Song
- Published: 1949
- Composer: Sammy Fain
- Lyricist: Bob Hilliard

= Dear Hearts and Gentle People =

1949 popular song

"Dear Hearts and Gentle People" is a popular song published in 1949 with music by Sammy Fain and lyrics by Bob Hilliard. The song refers to the singer's hometown, and different versions allude to a range of U.S. states.

==Background==
The songwriters were inspired to write the song based on a scrap of paper with the words "Dear friends and gentle hearts" written on it that was found on the body of Stephen Foster when he was discovered dying in a New York hotel room in January 1864.

==1949 recordings==
Popular versions were recorded in 1949 by:
- The Dinah Shore recording was recorded on September 9, 1949, and released by Columbia Records (as catalog number 38605). This version alludes to Tennessee, Shore's home state. The recording first appeared on the Billboard charts on November 19, 1949, lasting 17 weeks and peaking at position number two.
- The Gordon MacRae recording was recorded on October 21, 1949, and released by Capitol Records (as catalog number 777). It peaked at number 19 on the Billboard charts. The flip side was "Mule Train," which MacRae recorded October 1, 1949.
- The Bing Crosby recording was recorded on October 26, 1949, and released by Decca Records (as catalog number 24798). This version mentions the state of Idaho, close to Crosby's hometown of Spokane, Washington.

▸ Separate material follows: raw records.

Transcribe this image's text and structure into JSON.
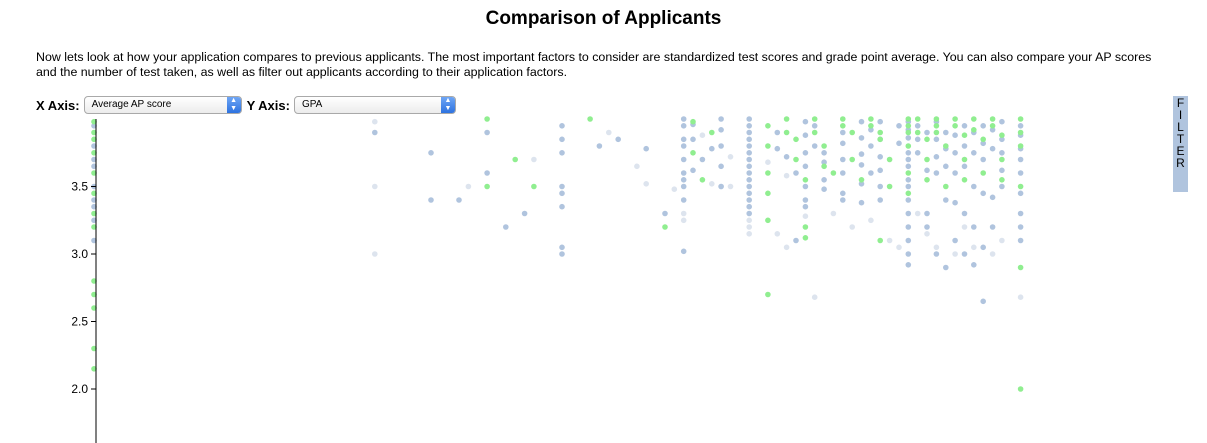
{
  "page": {
    "title": "Comparison of Applicants",
    "intro": "Now lets look at how your application compares to previous applicants. The most important factors to consider are standardized test scores and grade point average. You can also compare your AP scores and the number of test taken, as well as filter out applicants according to their application factors."
  },
  "controls": {
    "x_label": "X Axis:",
    "x_selected": "Average AP score",
    "y_label": "Y Axis:",
    "y_selected": "GPA",
    "filter_letters": [
      "F",
      "I",
      "L",
      "T",
      "E",
      "R"
    ]
  },
  "colors": {
    "accepted": "#90ee90",
    "rejected": "#b0c4de",
    "faint": "#dde4ee",
    "filter_bg": "#b0c4de"
  },
  "chart_data": {
    "type": "scatter",
    "title": "",
    "xlabel": "Average AP score",
    "ylabel": "GPA",
    "ylim": [
      1.6,
      4.0
    ],
    "yticks": [
      2.0,
      2.5,
      3.0,
      3.5
    ],
    "ytick_labels": [
      "2.0",
      "2.5",
      "3.0",
      "3.5"
    ],
    "grid": false,
    "series": [
      {
        "category": "accepted",
        "points": [
          [
            0,
            3.98
          ],
          [
            0,
            3.9
          ],
          [
            0,
            3.85
          ],
          [
            0,
            3.75
          ],
          [
            0,
            3.6
          ],
          [
            0,
            3.45
          ],
          [
            0,
            3.3
          ],
          [
            0,
            3.2
          ],
          [
            0,
            2.8
          ],
          [
            0,
            2.7
          ],
          [
            0,
            2.6
          ],
          [
            0,
            2.3
          ],
          [
            0,
            2.15
          ],
          [
            42,
            4.0
          ],
          [
            42,
            3.5
          ],
          [
            45,
            3.7
          ],
          [
            47,
            3.5
          ],
          [
            53,
            4.0
          ],
          [
            61,
            3.2
          ],
          [
            64,
            3.98
          ],
          [
            64,
            3.75
          ],
          [
            65,
            3.55
          ],
          [
            66,
            3.9
          ],
          [
            72,
            3.95
          ],
          [
            72,
            3.8
          ],
          [
            72,
            3.6
          ],
          [
            72,
            3.45
          ],
          [
            72,
            3.25
          ],
          [
            72,
            2.7
          ],
          [
            74,
            4.0
          ],
          [
            74,
            3.9
          ],
          [
            75,
            3.85
          ],
          [
            75,
            3.7
          ],
          [
            76,
            3.55
          ],
          [
            76,
            3.2
          ],
          [
            76,
            3.12
          ],
          [
            77,
            4.0
          ],
          [
            77,
            3.9
          ],
          [
            78,
            3.8
          ],
          [
            78,
            3.65
          ],
          [
            79,
            3.6
          ],
          [
            80,
            4.0
          ],
          [
            80,
            3.95
          ],
          [
            81,
            3.9
          ],
          [
            81,
            3.7
          ],
          [
            82,
            3.55
          ],
          [
            83,
            4.0
          ],
          [
            83,
            3.95
          ],
          [
            84,
            3.9
          ],
          [
            84,
            3.85
          ],
          [
            84,
            3.1
          ],
          [
            85,
            3.7
          ],
          [
            85,
            3.5
          ],
          [
            87,
            4.0
          ],
          [
            87,
            3.95
          ],
          [
            87,
            3.9
          ],
          [
            87,
            3.8
          ],
          [
            87,
            3.6
          ],
          [
            87,
            3.45
          ],
          [
            88,
            4.0
          ],
          [
            88,
            3.9
          ],
          [
            89,
            3.85
          ],
          [
            89,
            3.7
          ],
          [
            89,
            3.55
          ],
          [
            90,
            4.0
          ],
          [
            90,
            3.95
          ],
          [
            90,
            3.9
          ],
          [
            91,
            3.8
          ],
          [
            91,
            3.5
          ],
          [
            92,
            4.0
          ],
          [
            92,
            3.95
          ],
          [
            93,
            3.88
          ],
          [
            93,
            3.7
          ],
          [
            93,
            3.55
          ],
          [
            94,
            4.0
          ],
          [
            94,
            3.92
          ],
          [
            95,
            3.85
          ],
          [
            95,
            3.6
          ],
          [
            96,
            4.0
          ],
          [
            96,
            3.95
          ],
          [
            97,
            3.88
          ],
          [
            97,
            3.7
          ],
          [
            97,
            3.55
          ],
          [
            99,
            4.0
          ],
          [
            99,
            3.9
          ],
          [
            99,
            3.8
          ],
          [
            99,
            3.5
          ],
          [
            99,
            2.9
          ],
          [
            99,
            2.0
          ]
        ]
      },
      {
        "category": "rejected",
        "points": [
          [
            0,
            3.95
          ],
          [
            0,
            3.8
          ],
          [
            0,
            3.7
          ],
          [
            0,
            3.65
          ],
          [
            0,
            3.5
          ],
          [
            0,
            3.4
          ],
          [
            0,
            3.35
          ],
          [
            0,
            3.25
          ],
          [
            0,
            3.1
          ],
          [
            30,
            3.9
          ],
          [
            36,
            3.75
          ],
          [
            36,
            3.4
          ],
          [
            39,
            3.4
          ],
          [
            42,
            3.9
          ],
          [
            42,
            3.6
          ],
          [
            44,
            3.2
          ],
          [
            46,
            3.3
          ],
          [
            50,
            3.95
          ],
          [
            50,
            3.85
          ],
          [
            50,
            3.75
          ],
          [
            50,
            3.5
          ],
          [
            50,
            3.45
          ],
          [
            50,
            3.35
          ],
          [
            50,
            3.05
          ],
          [
            50,
            3.0
          ],
          [
            54,
            3.8
          ],
          [
            56,
            3.85
          ],
          [
            59,
            3.78
          ],
          [
            61,
            3.3
          ],
          [
            63,
            4.0
          ],
          [
            63,
            3.95
          ],
          [
            63,
            3.85
          ],
          [
            63,
            3.8
          ],
          [
            63,
            3.7
          ],
          [
            63,
            3.6
          ],
          [
            63,
            3.55
          ],
          [
            63,
            3.5
          ],
          [
            63,
            3.4
          ],
          [
            63,
            3.02
          ],
          [
            64,
            3.96
          ],
          [
            64,
            3.85
          ],
          [
            64,
            3.62
          ],
          [
            65,
            3.7
          ],
          [
            66,
            3.78
          ],
          [
            67,
            4.0
          ],
          [
            67,
            3.92
          ],
          [
            67,
            3.8
          ],
          [
            67,
            3.65
          ],
          [
            67,
            3.5
          ],
          [
            70,
            4.0
          ],
          [
            70,
            3.95
          ],
          [
            70,
            3.9
          ],
          [
            70,
            3.85
          ],
          [
            70,
            3.8
          ],
          [
            70,
            3.75
          ],
          [
            70,
            3.7
          ],
          [
            70,
            3.65
          ],
          [
            70,
            3.6
          ],
          [
            70,
            3.55
          ],
          [
            70,
            3.5
          ],
          [
            70,
            3.45
          ],
          [
            70,
            3.4
          ],
          [
            70,
            3.35
          ],
          [
            70,
            3.3
          ],
          [
            73,
            3.9
          ],
          [
            73,
            3.78
          ],
          [
            74,
            3.72
          ],
          [
            75,
            3.6
          ],
          [
            75,
            3.1
          ],
          [
            76,
            3.98
          ],
          [
            76,
            3.88
          ],
          [
            76,
            3.75
          ],
          [
            76,
            3.65
          ],
          [
            76,
            3.5
          ],
          [
            76,
            3.4
          ],
          [
            76,
            3.35
          ],
          [
            77,
            3.95
          ],
          [
            77,
            3.8
          ],
          [
            78,
            3.75
          ],
          [
            78,
            3.68
          ],
          [
            78,
            3.55
          ],
          [
            78,
            3.48
          ],
          [
            80,
            3.9
          ],
          [
            80,
            3.82
          ],
          [
            80,
            3.7
          ],
          [
            80,
            3.6
          ],
          [
            80,
            3.45
          ],
          [
            80,
            3.4
          ],
          [
            82,
            3.98
          ],
          [
            82,
            3.86
          ],
          [
            82,
            3.74
          ],
          [
            82,
            3.66
          ],
          [
            82,
            3.52
          ],
          [
            82,
            3.38
          ],
          [
            83,
            3.92
          ],
          [
            83,
            3.8
          ],
          [
            83,
            3.6
          ],
          [
            84,
            3.98
          ],
          [
            84,
            3.85
          ],
          [
            84,
            3.72
          ],
          [
            84,
            3.62
          ],
          [
            84,
            3.5
          ],
          [
            84,
            3.4
          ],
          [
            86,
            3.95
          ],
          [
            86,
            3.82
          ],
          [
            87,
            3.98
          ],
          [
            87,
            3.92
          ],
          [
            87,
            3.86
          ],
          [
            87,
            3.75
          ],
          [
            87,
            3.7
          ],
          [
            87,
            3.65
          ],
          [
            87,
            3.55
          ],
          [
            87,
            3.5
          ],
          [
            87,
            3.4
          ],
          [
            87,
            3.3
          ],
          [
            87,
            3.2
          ],
          [
            87,
            3.1
          ],
          [
            87,
            3.0
          ],
          [
            87,
            2.92
          ],
          [
            88,
            3.95
          ],
          [
            88,
            3.85
          ],
          [
            88,
            3.75
          ],
          [
            89,
            3.9
          ],
          [
            89,
            3.62
          ],
          [
            89,
            3.3
          ],
          [
            89,
            3.2
          ],
          [
            90,
            3.98
          ],
          [
            90,
            3.85
          ],
          [
            90,
            3.72
          ],
          [
            90,
            3.6
          ],
          [
            90,
            3.0
          ],
          [
            91,
            3.9
          ],
          [
            91,
            3.78
          ],
          [
            91,
            3.65
          ],
          [
            91,
            3.4
          ],
          [
            91,
            2.9
          ],
          [
            92,
            3.88
          ],
          [
            92,
            3.75
          ],
          [
            92,
            3.6
          ],
          [
            92,
            3.38
          ],
          [
            92,
            3.1
          ],
          [
            93,
            3.95
          ],
          [
            93,
            3.8
          ],
          [
            93,
            3.65
          ],
          [
            93,
            3.3
          ],
          [
            93,
            3.0
          ],
          [
            94,
            3.9
          ],
          [
            94,
            3.75
          ],
          [
            94,
            3.5
          ],
          [
            94,
            3.2
          ],
          [
            94,
            2.92
          ],
          [
            95,
            3.95
          ],
          [
            95,
            3.82
          ],
          [
            95,
            3.7
          ],
          [
            95,
            3.45
          ],
          [
            95,
            3.05
          ],
          [
            95,
            2.65
          ],
          [
            96,
            3.92
          ],
          [
            96,
            3.78
          ],
          [
            96,
            3.42
          ],
          [
            96,
            3.2
          ],
          [
            97,
            3.98
          ],
          [
            97,
            3.85
          ],
          [
            97,
            3.75
          ],
          [
            97,
            3.62
          ],
          [
            97,
            3.5
          ],
          [
            99,
            3.95
          ],
          [
            99,
            3.88
          ],
          [
            99,
            3.78
          ],
          [
            99,
            3.7
          ],
          [
            99,
            3.6
          ],
          [
            99,
            3.45
          ],
          [
            99,
            3.3
          ],
          [
            99,
            3.2
          ],
          [
            99,
            3.1
          ]
        ]
      },
      {
        "category": "faint",
        "points": [
          [
            30,
            3.98
          ],
          [
            30,
            3.5
          ],
          [
            30,
            3.0
          ],
          [
            40,
            3.5
          ],
          [
            47,
            3.7
          ],
          [
            55,
            3.9
          ],
          [
            58,
            3.65
          ],
          [
            59,
            3.52
          ],
          [
            62,
            3.48
          ],
          [
            63,
            3.3
          ],
          [
            63,
            3.25
          ],
          [
            65,
            3.88
          ],
          [
            66,
            3.52
          ],
          [
            67,
            3.5
          ],
          [
            68,
            3.72
          ],
          [
            68,
            3.5
          ],
          [
            70,
            3.25
          ],
          [
            70,
            3.2
          ],
          [
            70,
            3.15
          ],
          [
            72,
            3.68
          ],
          [
            73,
            3.15
          ],
          [
            74,
            3.05
          ],
          [
            74,
            3.58
          ],
          [
            76,
            3.28
          ],
          [
            77,
            2.68
          ],
          [
            79,
            3.3
          ],
          [
            81,
            3.2
          ],
          [
            83,
            3.25
          ],
          [
            85,
            3.1
          ],
          [
            86,
            3.05
          ],
          [
            88,
            3.3
          ],
          [
            89,
            3.15
          ],
          [
            90,
            3.05
          ],
          [
            92,
            3.0
          ],
          [
            93,
            3.2
          ],
          [
            94,
            3.05
          ],
          [
            96,
            3.0
          ],
          [
            97,
            3.1
          ],
          [
            99,
            2.68
          ]
        ]
      }
    ]
  }
}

The flip side was "Mule Train". The recording first appeared on the Billboard charts on December 3, 1949, lasting 17 weeks and peaking at number two.
- The Dennis Day recording was released by RCA Victor Records as a 78 rpm single (catalog number 20-3596), and as a 45 rpm single (catalog number 47-3102). The recording first appeared on the Billboard charts on January 14, 1950, lasting four weeks and peaking at number 14.

==Other recordings==
- A Doreen Lundy recording was recorded on February 22, 1950, and released by EMI's UK Columbia Records label (as catalog number DB 2649).
- The song was performed by Gene Autry and the Cass County Boys in the 1950 Columbia Pictures film Beyond the Purple Hills.
- The Perry Como recording of April 23, 1959, was released as a track on the album Como Swings (catalog number LSP-2010). The Como recording of July 1980, from a live performance, was released on the album Perry Como Live on Tour in 1981 (catalog number AQL1-3826).
- A version recorded by Bob Crosby and the Bobcats was featured in three hit video games of the Fallout franchise, Fallout 3 Fallout 4, and Fallout 76, published by Bethesda Softworks.
- The British vocal group The Springfields (with Dusty Springfield on lead vocals) included their version on their 1961 album Kinda Folksy.
- The song was also performed by entertainers Sharon, Lois & Bram for their TV series The Elephant Show in 1989 and also in concerts.